Making an SUV was literally the easiest thing in the world and involved no intelligence or even planning. Most auto companies ripped the body off a pickup truck, slapped an SUV body on the chassis and welded the whole piece of shit together without test driving it first. The result was a bloated fleet of road incompetent vehicles that would roll in the slightest cross breeze and burst into flames with such regularity The Baron wondered if that was part of the Sport package.

Then about a decade went buy and as gas prices rose, SUV sales sunk until the market imploded during the gascession right before the goddamn pussy slapping recession. And when, might you ask, did Subaru decide to throw their hat into the ring? Why at the end of the decline, roughly 3 years bef
ore the gascession and after other auto companies had made so much money that they were literally buying God's furniture off him at cost just because they could.

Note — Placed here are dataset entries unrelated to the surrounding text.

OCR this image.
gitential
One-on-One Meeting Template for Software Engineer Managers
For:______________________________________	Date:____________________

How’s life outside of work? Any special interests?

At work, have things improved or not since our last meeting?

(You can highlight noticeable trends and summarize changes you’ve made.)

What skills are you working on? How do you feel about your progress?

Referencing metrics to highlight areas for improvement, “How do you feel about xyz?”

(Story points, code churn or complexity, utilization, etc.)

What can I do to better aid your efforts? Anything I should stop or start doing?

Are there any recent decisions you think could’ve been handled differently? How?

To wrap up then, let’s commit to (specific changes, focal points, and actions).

That brings us to the Tribeca. One of the stupidest names for one of the ugliest cars in the history of automobiles. If you don't know, the name Tribeca refers to an exclusive region of Manhattan where only assmasters and dickbags live so it was quite natural to name a car after this prententious shitville. The Baron likes to think that Subaru consulted a retarded ape during a board meeting and that this impaired simian smeared crap over all the profit reports and current successful brands the company produced. Then with one reeking finger, the simpering monkey (also the monkey was wearing a double breasted suit with no pants) scrawled the outline of what would become this lumbering boat of an SUV and furiously pointed to it while chattering and screeching (then he mauled the CFO to death).

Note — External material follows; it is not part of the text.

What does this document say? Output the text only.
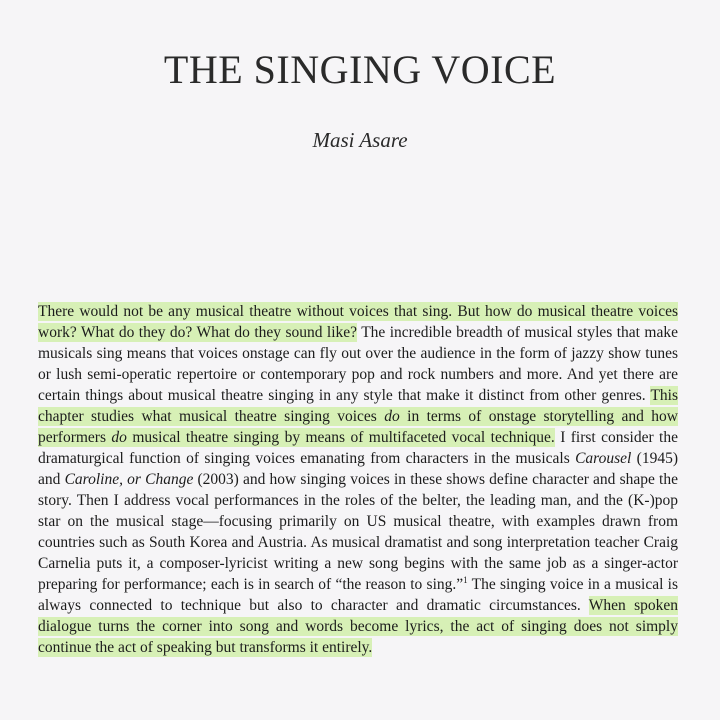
THE SINGING VOICE

Masi Asare

There would not be any musical theatre without voices that sing. But how do musical theatre voices work? What do they do? What do they sound like? The incredible breadth of musical styles that make musicals sing means that voices onstage can fly out over the audience in the form of jazzy show tunes or lush semi-operatic repertoire or contemporary pop and rock numbers and more. And yet there are certain things about musical theatre singing in any style that make it distinct from other genres. This chapter studies what musical theatre singing voices do in terms of onstage storytelling and how performers do musical theatre singing by means of multifaceted vocal technique. I first consider the dramaturgical function of singing voices emanating from characters in the musicals Carousel (1945) and Caroline, or Change (2003) and how singing voices in these shows define character and shape the story. Then I address vocal performances in the roles of the belter, the leading man, and the (K-)pop star on the musical stage—focusing primarily on US musical theatre, with examples drawn from countries such as South Korea and Austria. As musical dramatist and song interpretation teacher Craig Carnelia puts it, a composer-lyricist writing a new song begins with the same job as a singer-actor preparing for performance; each is in search of “the reason to sing.”$^1$ The singing voice in a musical is always connected to technique but also to character and dramatic circumstances. When spoken dialogue turns the corner into song and words become lyrics, the act of singing does not simply continue the act of speaking but transforms it entirely.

Have a gander at this cockbox. It looks like a minivan fucked a steam locomotive and kept all the worst design features of each. The grill strongly resembles the business end of a dust buster and the body looks like a tortoise inspired flying wedge. This car probably weighs 7 or so tons and handles like a wheelbarrow filled with stones.

Also, it is 14 feet tall and roughly 50 feet long. In short, this is the epitome of poor vehicle design and an embarrassment to all of mankind. That anyone thought it would be a good idea to buy one of these lumbering cum tankers literally blows The Baron's mind. Every time he sees one on the road (thankfully very rarely) he can't help but feel an overwhelming contempt mixed with vomit flavored pity.

That Subaru managed to sell even one of these shitcarts is a fucking miracle and also the most depressing condemnation of humanity that The Baron has yet come across. If you own one of these "things" or knows someone who does The Baron hopes you are ashamed of yourself and he expects you to report to your nearest gravel yard to be pulverized in a 2 ton hammer mill.